I don’t understand it when people talk about how expensive babies are but they just had to have another one. I mean, if you’re lucky your insurance covers most or all of the actual birth which is the expensive part. Diapers are pricey but you can find store brands that are much cheaper or you could go clothe and save yourself loads of money if not laundry. Breast milk is free baby, and if you choose to use formula well that was your choice wasn’t it? My son has milk/soy allergies and we end up paying $250-350 a month in special formula for him but do you hear me complaining about how much my baby costs? Hellz to the no.
No, no. The Jack Daniels is for YOU while he’s teething. Silly woman. And you’d think if her grandma was so smart she could figure out how to stop having them.
Good grief what a self-absorbed idiot in LOVE with the sound of her own voice! I hope you can sit FAR FAR AWAY from this loathsome creature at the next game.
Sigh. You do what you can to get a healthy baby, and just as important, be a healthy mom. The rest doesn’t matter. Women like that will never realize this.
I would have squirted breast milk in her face.

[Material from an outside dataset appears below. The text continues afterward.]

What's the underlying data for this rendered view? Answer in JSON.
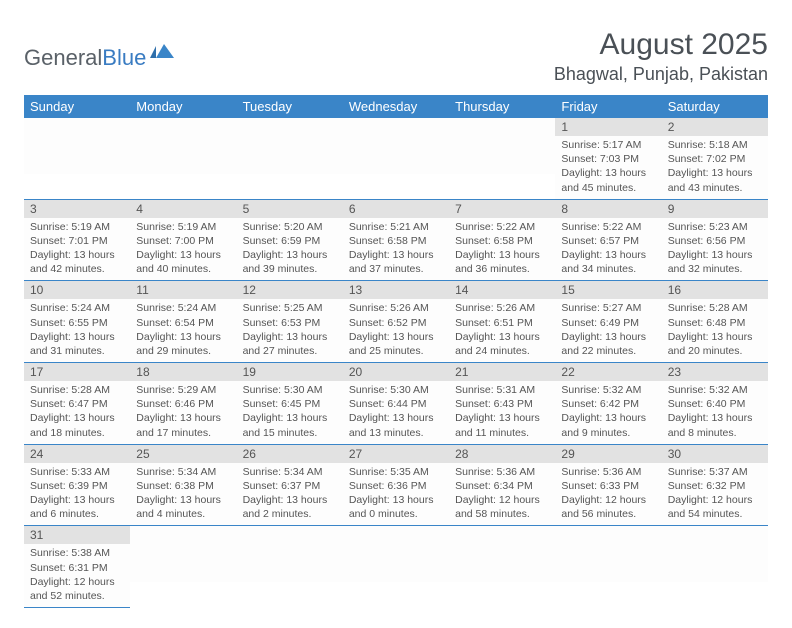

This is why most of my friends are men.
Oh man… this woman sounds like a piece of work. It seems like it’s so much easier to block out little bits of annoying parenting “advice” from other people than a whole actual conversation – especially when it’s basically judging you for doing what YOU feel is best for YOUR baby. I also hate getting parenting advice from the older generation (like this woman’s grandma). You know, the ones who probably smoked and drank martinis while pregnant.
Also, just a disclaimer: I’m not discounting all the advice from grandmothers and women who had babies back in the day- I know they have lots of wisdom for my trial and error parenting ass. But I hate when they give advice that has been proven over the years to be not so good – like giving my infant a bottle of water when it’s hot out or whiskey when teething and shit like that.

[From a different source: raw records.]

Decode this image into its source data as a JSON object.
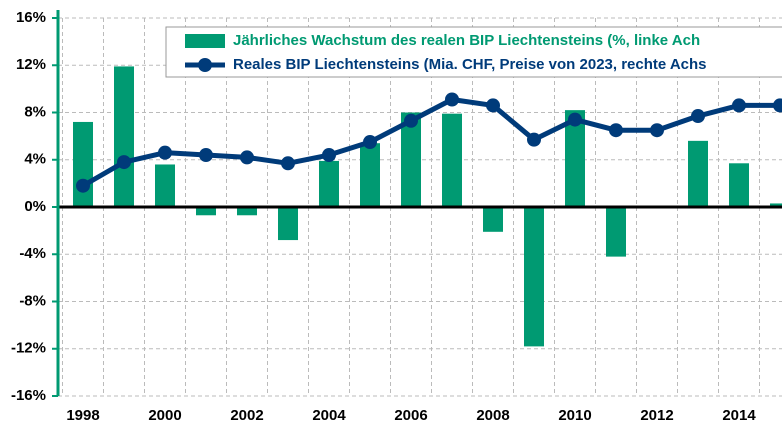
{
  "chart_data": {
    "type": "bar-line",
    "categories": [
      "1998",
      null,
      "2000",
      null,
      "2002",
      null,
      "2004",
      null,
      "2006",
      null,
      "2008",
      null,
      "2010",
      null,
      "2012",
      null,
      "2014",
      null
    ],
    "series": [
      {
        "name": "Jährliches Wachstum des realen BIP Liechtensteins (%, linke Ach",
        "type": "bar",
        "color": "#009a72",
        "values": [
          7.2,
          11.9,
          3.6,
          -0.7,
          -0.7,
          -2.8,
          3.9,
          5.4,
          8.0,
          7.9,
          -2.1,
          -11.8,
          8.2,
          -4.2,
          0.0,
          5.6,
          3.7,
          0.3
        ]
      },
      {
        "name": "Reales BIP Liechtensteins (Mia. CHF, Preise von 2023, rechte Achs",
        "type": "line",
        "color": "#003b7a",
        "values": [
          1.8,
          3.8,
          4.6,
          4.4,
          4.2,
          3.7,
          4.4,
          5.5,
          7.3,
          9.1,
          8.6,
          5.7,
          7.4,
          6.5,
          6.5,
          7.7,
          8.6,
          8.6
        ]
      }
    ],
    "ylim": [
      -16,
      16
    ],
    "yticks": [
      {
        "value": -16,
        "label": "-16%"
      },
      {
        "value": -12,
        "label": "-12%"
      },
      {
        "value": -8,
        "label": "-8%"
      },
      {
        "value": -4,
        "label": "-4%"
      },
      {
        "value": 0,
        "label": "0%"
      },
      {
        "value": 4,
        "label": "4%"
      },
      {
        "value": 8,
        "label": "8%"
      },
      {
        "value": 12,
        "label": "12%"
      },
      {
        "value": 16,
        "label": "16%"
      }
    ],
    "grid": true
  }
}
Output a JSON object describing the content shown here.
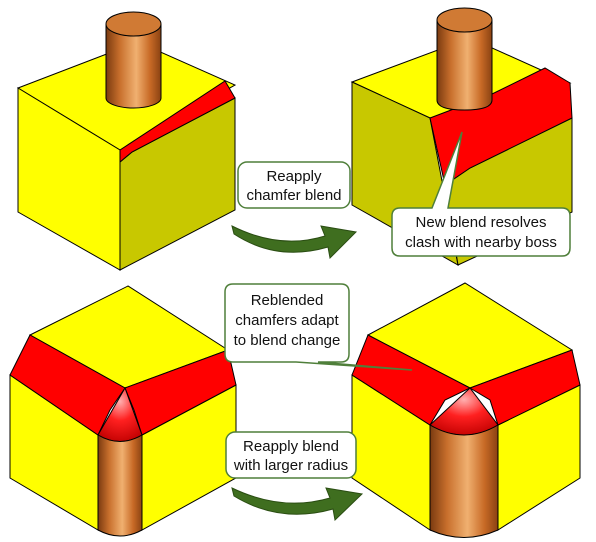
{
  "colors": {
    "face_yellow": "#ffff00",
    "face_olive": "#c8c800",
    "face_olive_dark": "#b4b400",
    "blend_red": "#ff0000",
    "boss_copper": "#c8702a",
    "arrow_green": "#3f6e1f",
    "callout_border": "#4f7f3a"
  },
  "icons": [
    "curved-arrow-icon",
    "curved-arrow-icon"
  ],
  "callouts": {
    "reapply_chamfer": {
      "line1": "Reapply",
      "line2": "chamfer blend"
    },
    "new_blend": {
      "line1": "New blend resolves",
      "line2": "clash with nearby boss"
    },
    "reblended": {
      "line1": "Reblended",
      "line2": "chamfers adapt",
      "line3": "to blend change"
    },
    "reapply_larger": {
      "line1": "Reapply blend",
      "line2": "with larger radius"
    }
  }
}
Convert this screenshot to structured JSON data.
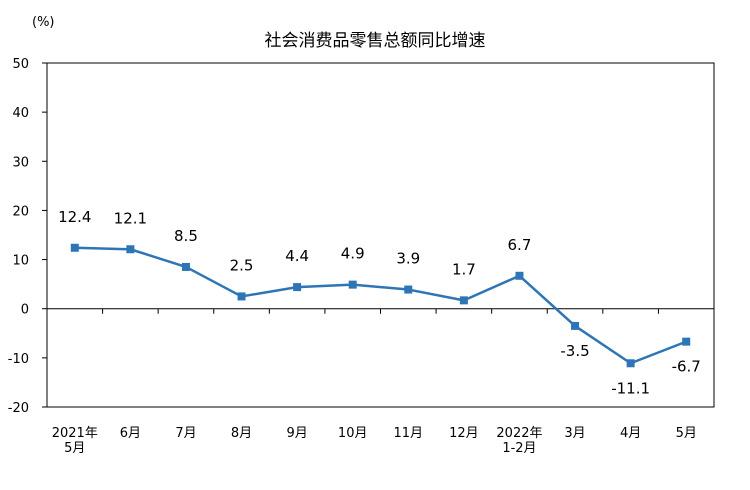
{
  "chart_data": {
    "type": "line",
    "title": "社会消费品零售总额同比增速",
    "y_unit": "(%)",
    "ylim": [
      -20,
      50
    ],
    "yticks": [
      -20,
      -10,
      0,
      10,
      20,
      30,
      40,
      50
    ],
    "grid": false,
    "legend": "none",
    "categories": [
      [
        "2021年",
        "5月"
      ],
      [
        "6月"
      ],
      [
        "7月"
      ],
      [
        "8月"
      ],
      [
        "9月"
      ],
      [
        "10月"
      ],
      [
        "11月"
      ],
      [
        "12月"
      ],
      [
        "2022年",
        "1-2月"
      ],
      [
        "3月"
      ],
      [
        "4月"
      ],
      [
        "5月"
      ]
    ],
    "series": [
      {
        "color": "#2e75b6",
        "values": [
          12.4,
          12.1,
          8.5,
          2.5,
          4.4,
          4.9,
          3.9,
          1.7,
          6.7,
          -3.5,
          -11.1,
          -6.7
        ],
        "labels": [
          "12.4",
          "12.1",
          "8.5",
          "2.5",
          "4.4",
          "4.9",
          "3.9",
          "1.7",
          "6.7",
          "-3.5",
          "-11.1",
          "-6.7"
        ]
      }
    ]
  }
}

When people give me the “doing this is right, doing that is wrong” speech, I nod my head and tune it out. Frankly, I don’t care what other people do with their kids short of abusing them (which I’d report). Why do people see the need to butt in one way or the other?
I’m getting a lot of practice recently saying ‘Oh, really?’ and nodding my head and storing up my personal reactions and comments to share with friends later on.
Because seriously.
I really really really don’t think it’s possible to “train” a three month old to “hold really still” on a changing table. How the hell did I survive babyhood? I HAVE NO IDEA.